L’AILE EST : N° 13 à 15

> Edifiée par l’architecte Buron dans les années précédant la Révolution, elle rompt avec l’unité architecturale du reste du cloître. Elle comprend deux niveaux de plus que les autres ailes : l’un dans le comble brisé de la toiture éclairé par des lucarnes en charpente et l’autre formant entresol, au-dessus des voûtes du rez-de-chaussée destinées à prévenir tout risque d’inondation. Une volée de marches est donc nécessaire pour passer de la galerie nord à la galerie Est du cloître.
Dans la partie nord de l’entresol, a été aménagé, pendant la période pénitentiaire, un quartier disciplinaire avec des cachots (n°14).
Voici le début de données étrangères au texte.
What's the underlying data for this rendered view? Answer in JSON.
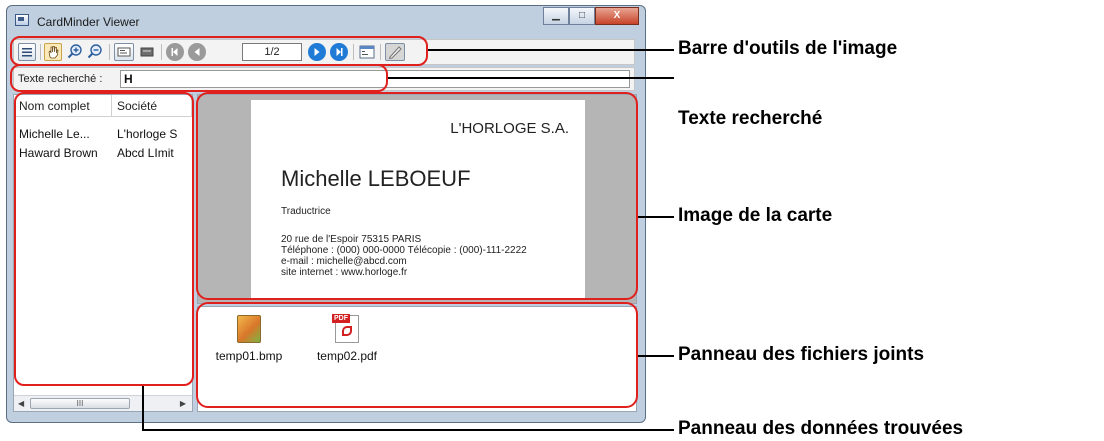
{
  "window": {
    "title": "CardMinder Viewer",
    "controls": {
      "minimize": "▁",
      "maximize": "□",
      "close": "X"
    }
  },
  "toolbar": {
    "page_indicator": "1/2",
    "icons": [
      "list-view-icon",
      "hand-icon",
      "zoom-in-icon",
      "zoom-out-icon",
      "card-view-icon",
      "compact-view-icon",
      "first-page-icon",
      "prev-page-icon",
      "next-page-icon",
      "last-page-icon",
      "properties-icon",
      "edit-icon"
    ]
  },
  "search": {
    "label": "Texte recherché :",
    "value": "H"
  },
  "results": {
    "columns": [
      "Nom complet",
      "Société"
    ],
    "rows": [
      [
        "Michelle Le...",
        "L'horloge S"
      ],
      [
        "Haward Brown",
        "Abcd LImit"
      ]
    ],
    "scroll_thumb": "III"
  },
  "card": {
    "company": "L'HORLOGE S.A.",
    "name": "Michelle LEBOEUF",
    "role": "Traductrice",
    "address": "20 rue de l'Espoir 75315 PARIS",
    "phone_fax": "Téléphone : (000) 000-0000   Télécopie : (000)-111-2222",
    "email": "e-mail : michelle@abcd.com",
    "website": "site internet : www.horloge.fr"
  },
  "attachments": [
    {
      "name": "temp01.bmp",
      "icon": "bmp-file-icon"
    },
    {
      "name": "temp02.pdf",
      "icon": "pdf-file-icon",
      "badge": "PDF"
    }
  ],
  "callouts": {
    "toolbar": "Barre d'outils de l'image",
    "search": "Texte recherché",
    "card_image": "Image de la carte",
    "attachments": "Panneau des fichiers joints",
    "found_data": "Panneau des données trouvées"
  },
  "colors": {
    "highlight": "#e0201c",
    "window_frame": "#bfcfe0",
    "image_background": "#b5b5b5"
  }
}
Les deux étages de l’ailes, transformés au XIXe siècle en dortoir pour les détenues, ont retrouvé la même destination après 1960 avec la colonie de vacances.
A l’extrémité sud-ouest, la porte-fenêtre à l’encadrement en bossage surmonté d’une agrafe (n°15) aux initiales entrelacées S et B (saint Bernard ou saint Benoît ?) n’est qu’un pastiche moderne venant masquer l’arrachement causé par la destruction de l’aile sud.